One of my favorite scenes puts you at the top of two winding staircases that lead into the foyer of a grand mansion with only a katana and the words “GET DOWN” for instruction. Three of the crimson silhouettes stand below. I toss my sword at the one on the left, leap down, disarm another before grabbing his gun and shooting the last one. Each of their vague, polygonal forms break apart, as several more pour in from the top of staircases. Again, the scene channels the visual language of film — this time from the Matrix series — and brings with it an affinity for glitched, cyberpunk aesthetic.

While each level is an apparent slice from one or another movie, they’re all linked by a meta-narrative that puts you in the role of a player playing as a player playing the game. It’s as confusing as it sounds, but it hearkens back to furtive experiments with virtual reality as a plot contrivance in science fiction.

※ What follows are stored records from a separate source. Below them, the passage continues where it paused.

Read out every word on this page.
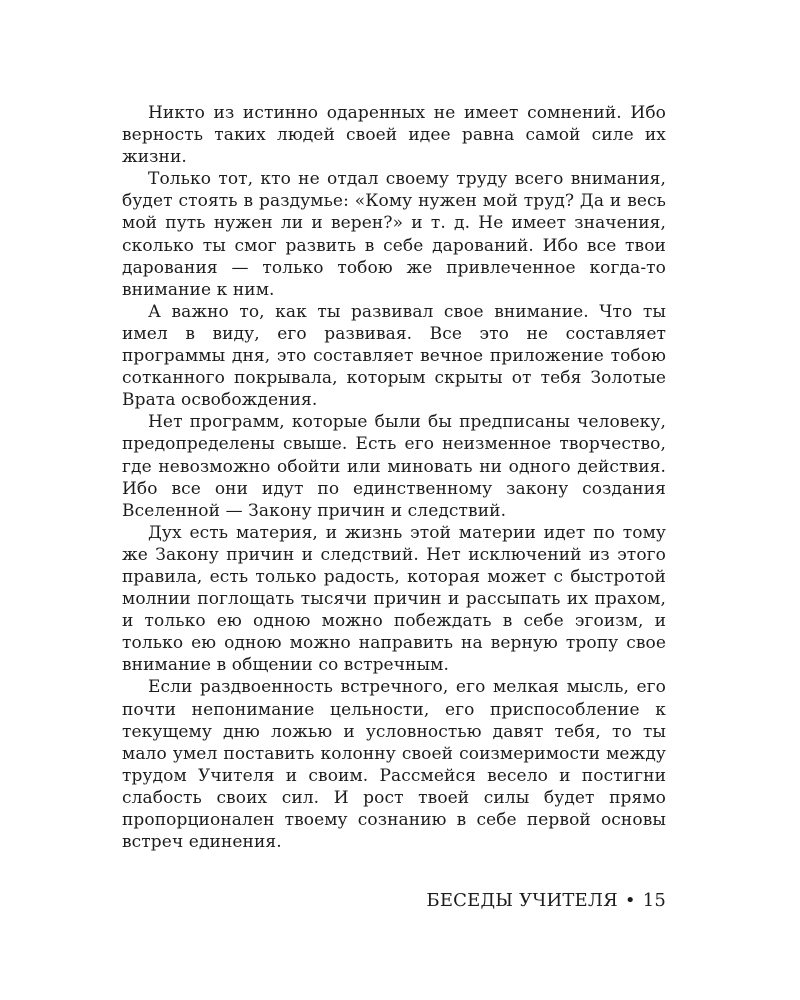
Никто из истинно одаренных не имеет сомнений. Ибо верность таких людей своей идее равна самой силе их жизни.

Только тот, кто не отдал своему труду всего внимания, будет стоять в раздумье: «Кому нужен мой труд? Да и весь мой путь нужен ли и верен?» и т. д. Не имеет значения, сколько ты смог развить в себе дарований. Ибо все твои дарования — только тобою же привлеченное когда-то внимание к ним.

А важно то, как ты развивал свое внимание. Что ты имел в виду, его развивая. Все это не составляет программы дня, это составляет вечное приложение тобою сотканного покрывала, которым скрыты от тебя Золотые Врата освобождения.

Нет программ, которые были бы предписаны человеку, предопределены свыше. Есть его неизменное творчество, где невозможно обойти или миновать ни одного действия. Ибо все они идут по единственному закону создания Вселенной — Закону причин и следствий.

Дух есть материя, и жизнь этой материи идет по тому же Закону причин и следствий. Нет исключений из этого правила, есть только радость, которая может с быстротой молнии поглощать тысячи причин и рассыпать их прахом, и только ею одною можно побеждать в себе эгоизм, и только ею одною можно направить на верную тропу свое внимание в общении со встречным.

Если раздвоенность встречного, его мелкая мысль, его почти непонимание цельности, его приспособление к текущему дню ложью и условностью давят тебя, то ты мало умел поставить колонну своей соизмеримости между трудом Учителя и своим. Рассмейся весело и постигни слабость своих сил. И рост твоей силы будет прямо пропорционален твоему сознанию в себе первой основы встреч единения.

БЕСЕДЫ УЧИТЕЛЯ • 15
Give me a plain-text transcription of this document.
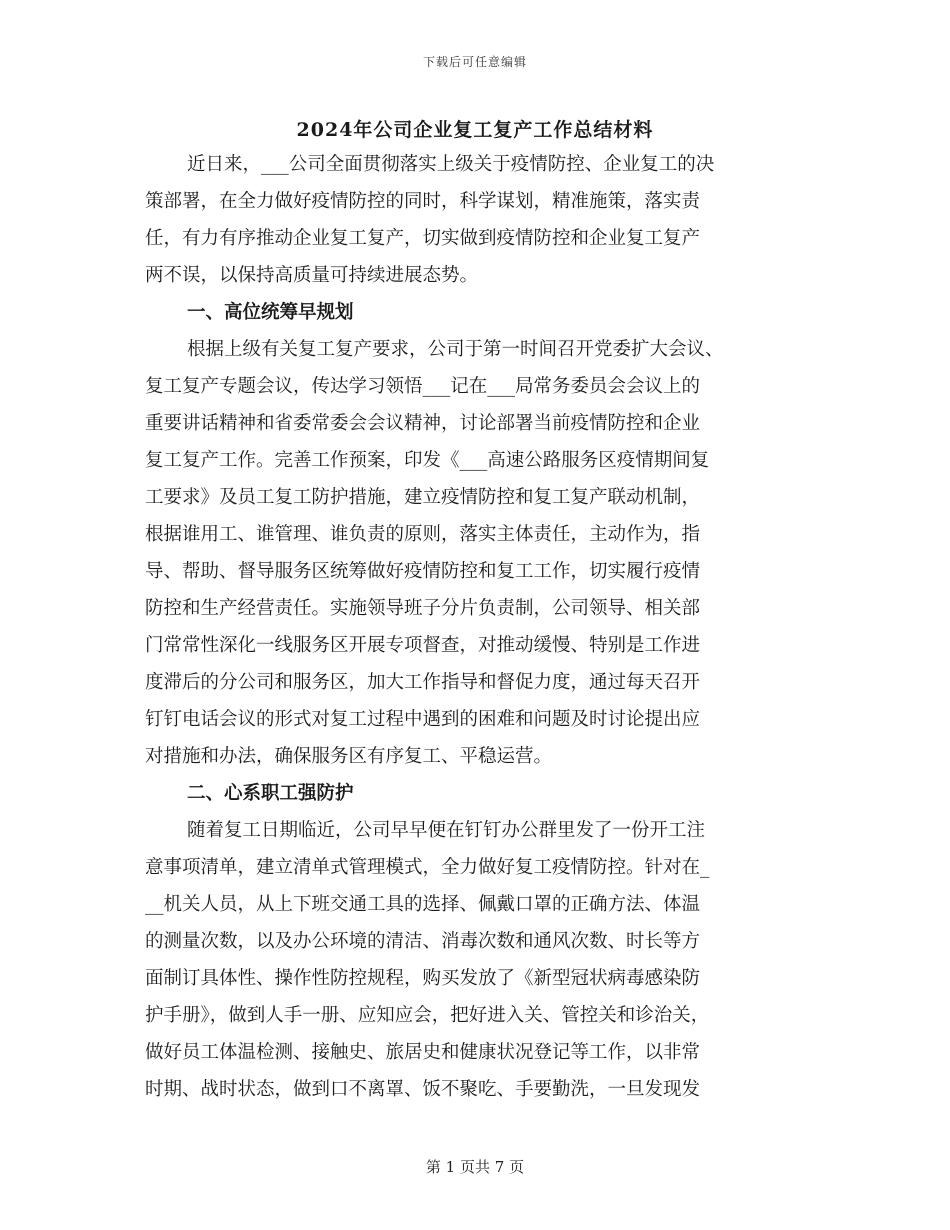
下载后可任意编辑
2024年公司企业复工复产工作总结材料
近日来，___公司全面贯彻落实上级关于疫情防控、企业复工的决
策部署，在全力做好疫情防控的同时，科学谋划，精准施策，落实责
任，有力有序推动企业复工复产，切实做到疫情防控和企业复工复产
两不误，以保持高质量可持续进展态势。
一、高位统筹早规划
根据上级有关复工复产要求，公司于第一时间召开党委扩大会议、
复工复产专题会议，传达学习领悟___记在___局常务委员会会议上的
重要讲话精神和省委常委会会议精神，讨论部署当前疫情防控和企业
复工复产工作。完善工作预案，印发《___高速公路服务区疫情期间复
工要求》及员工复工防护措施，建立疫情防控和复工复产联动机制，
根据谁用工、谁管理、谁负责的原则，落实主体责任，主动作为，指
导、帮助、督导服务区统筹做好疫情防控和复工工作，切实履行疫情
防控和生产经营责任。实施领导班子分片负责制，公司领导、相关部
门常常性深化一线服务区开展专项督查，对推动缓慢、特别是工作进
度滞后的分公司和服务区，加大工作指导和督促力度，通过每天召开
钉钉电话会议的形式对复工过程中遇到的困难和问题及时讨论提出应
对措施和办法，确保服务区有序复工、平稳运营。
二、心系职工强防护
随着复工日期临近，公司早早便在钉钉办公群里发了一份开工注
意事项清单，建立清单式管理模式，全力做好复工疫情防控。针对在_
__机关人员，从上下班交通工具的选择、佩戴口罩的正确方法、体温
的测量次数，以及办公环境的清洁、消毒次数和通风次数、时长等方
面制订具体性、操作性防控规程，购买发放了《新型冠状病毒感染防
护手册》，做到人手一册、应知应会，把好进入关、管控关和诊治关，
做好员工体温检测、接触史、旅居史和健康状况登记等工作，以非常
时期、战时状态，做到口不离罩、饭不聚吃、手要勤洗，一旦发现发
第 1 页共 7 页
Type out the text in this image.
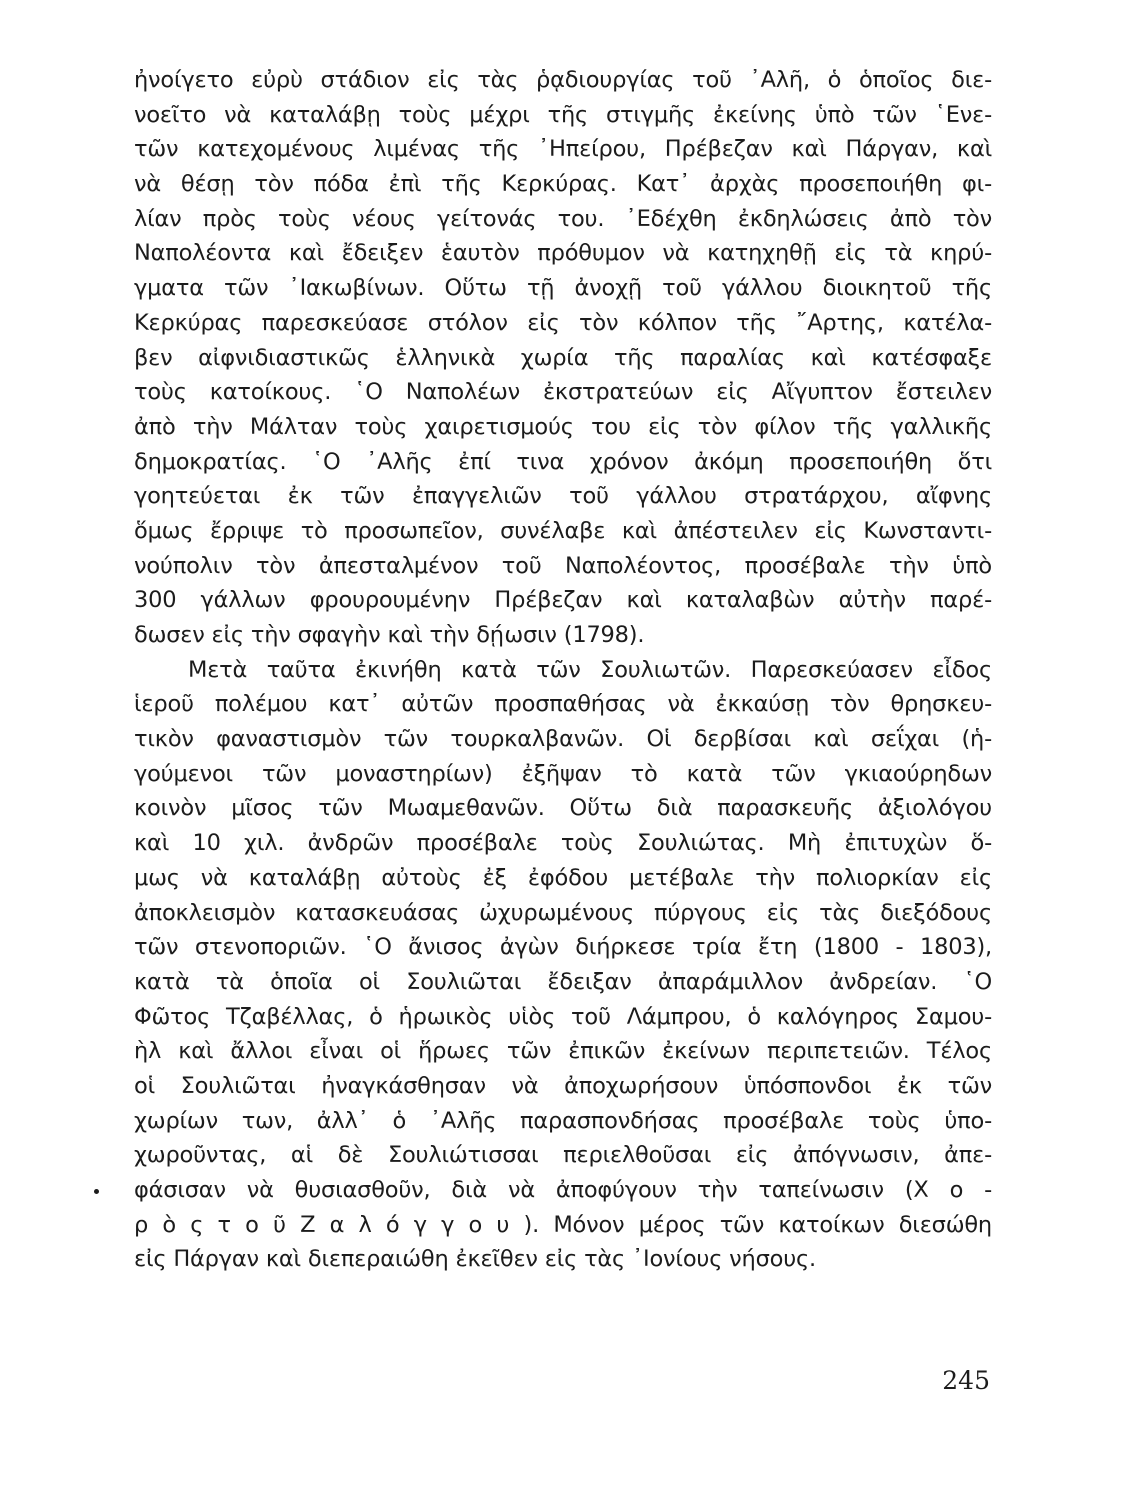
ἠνοίγετο εὐρὺ στάδιον εἰς τὰς ῥᾳδιουργίας τοῦ ᾿Αλῆ, ὁ ὁποῖος διε-
νοεῖτο νὰ καταλάβῃ τοὺς μέχρι τῆς στιγμῆς ἐκείνης ὑπὸ τῶν ῾Ενε-
τῶν κατεχομένους λιμένας τῆς ᾿Ηπείρου, Πρέβεζαν καὶ Πάργαν, καὶ
νὰ θέσῃ τὸν πόδα ἐπὶ τῆς Κερκύρας. Κατ᾿ ἀρχὰς προσεποιήθη φι-
λίαν πρὸς τοὺς νέους γείτονάς του. ᾿Εδέχθη ἐκδηλώσεις ἀπὸ τὸν
Ναπολέοντα καὶ ἔδειξεν ἑαυτὸν πρόθυμον νὰ κατηχηθῇ εἰς τὰ κηρύ-
γματα τῶν ᾿Ιακωβίνων. Οὕτω τῇ ἀνοχῇ τοῦ γάλλου διοικητοῦ τῆς
Κερκύρας παρεσκεύασε στόλον εἰς τὸν κόλπον τῆς ῎Αρτης, κατέλα-
βεν αἰφνιδιαστικῶς ἑλληνικὰ χωρία τῆς παραλίας καὶ κατέσφαξε
τοὺς κατοίκους. ῾Ο Ναπολέων ἐκστρατεύων εἰς Αἴγυπτον ἔστειλεν
ἀπὸ τὴν Μάλταν τοὺς χαιρετισμούς του εἰς τὸν φίλον τῆς γαλλικῆς
δημοκρατίας. ῾Ο ᾿Αλῆς ἐπί τινα χρόνον ἀκόμη προσεποιήθη ὅτι
γοητεύεται ἐκ τῶν ἐπαγγελιῶν τοῦ γάλλου στρατάρχου, αἴφνης
ὅμως ἔρριψε τὸ προσωπεῖον, συνέλαβε καὶ ἀπέστειλεν εἰς Κωνσταντι-
νούπολιν τὸν ἀπεσταλμένον τοῦ Ναπολέοντος, προσέβαλε τὴν ὑπὸ
300 γάλλων φρουρουμένην Πρέβεζαν καὶ καταλαβὼν αὐτὴν παρέ-
δωσεν εἰς τὴν σφαγὴν καὶ τὴν δῄωσιν (1798).
Μετὰ ταῦτα ἐκινήθη κατὰ τῶν Σουλιωτῶν. Παρεσκεύασεν εἶδος
ἱεροῦ πολέμου κατ᾿ αὐτῶν προσπαθήσας νὰ ἐκκαύσῃ τὸν θρησκευ-
τικὸν φαναστισμὸν τῶν τουρκαλβανῶν. Οἱ δερβίσαι καὶ σεΐχαι (ἡ-
γούμενοι τῶν μοναστηρίων) ἐξῆψαν τὸ κατὰ τῶν γκιαούρηδων
κοινὸν μῖσος τῶν Μωαμεθανῶν. Οὕτω διὰ παρασκευῆς ἀξιολόγου
καὶ 10 χιλ. ἀνδρῶν προσέβαλε τοὺς Σουλιώτας. Μὴ ἐπιτυχὼν ὅ-
μως νὰ καταλάβῃ αὐτοὺς ἐξ ἐφόδου μετέβαλε τὴν πολιορκίαν εἰς
ἀποκλεισμὸν κατασκευάσας ὠχυρωμένους πύργους εἰς τὰς διεξόδους
τῶν στενοποριῶν. ῾Ο ἄνισος ἀγὼν διήρκεσε τρία ἔτη (1800 - 1803),
κατὰ τὰ ὁποῖα οἱ Σουλιῶται ἔδειξαν ἀπαράμιλλον ἀνδρείαν. ῾Ο
Φῶτος Τζαβέλλας, ὁ ἡρωικὸς υἱὸς τοῦ Λάμπρου, ὁ καλόγηρος Σαμου-
ὴλ καὶ ἄλλοι εἶναι οἱ ἥρωες τῶν ἐπικῶν ἐκείνων περιπετειῶν. Τέλος
οἱ Σουλιῶται ἠναγκάσθησαν νὰ ἀποχωρήσουν ὑπόσπονδοι ἐκ τῶν
χωρίων των, ἀλλ᾿ ὁ ᾿Αλῆς παρασπονδήσας προσέβαλε τοὺς ὑπο-
χωροῦντας, αἱ δὲ Σουλιώτισσαι περιελθοῦσαι εἰς ἀπόγνωσιν, ἀπε-
φάσισαν νὰ θυσιασθοῦν, διὰ νὰ ἀποφύγουν τὴν ταπείνωσιν (Χ ο -
ρ ὸ ς τ ο ῦ Ζ α λ ό γ γ ο υ ). Μόνον μέρος τῶν κατοίκων διεσώθη
εἰς Πάργαν καὶ διεπεραιώθη ἐκεῖθεν εἰς τὰς ᾿Ιονίους νήσους.
245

It binds an otherwise disparate mess of starkly different scenes into a sensible, chimeric whole. You can play with time, because even in its own universe, none of this is real. You can skip from area to area because that’s all these places are — video game levels. And between them you’ll exchange some lines with a friend about how great this game — the game you’re playing in the game — is.

SUPERHOT is stunning not because it’s the most inventive or innovative shooter out there, nor because of its blunt aesthetic style. It’s incredible because it stitches a bunch of abstract, one-note ideas together into a singular piece without any one part of it seeming out of place. That disjointed structure and the snappy, abrupt nature of its start-stop play is infectious, and I love it.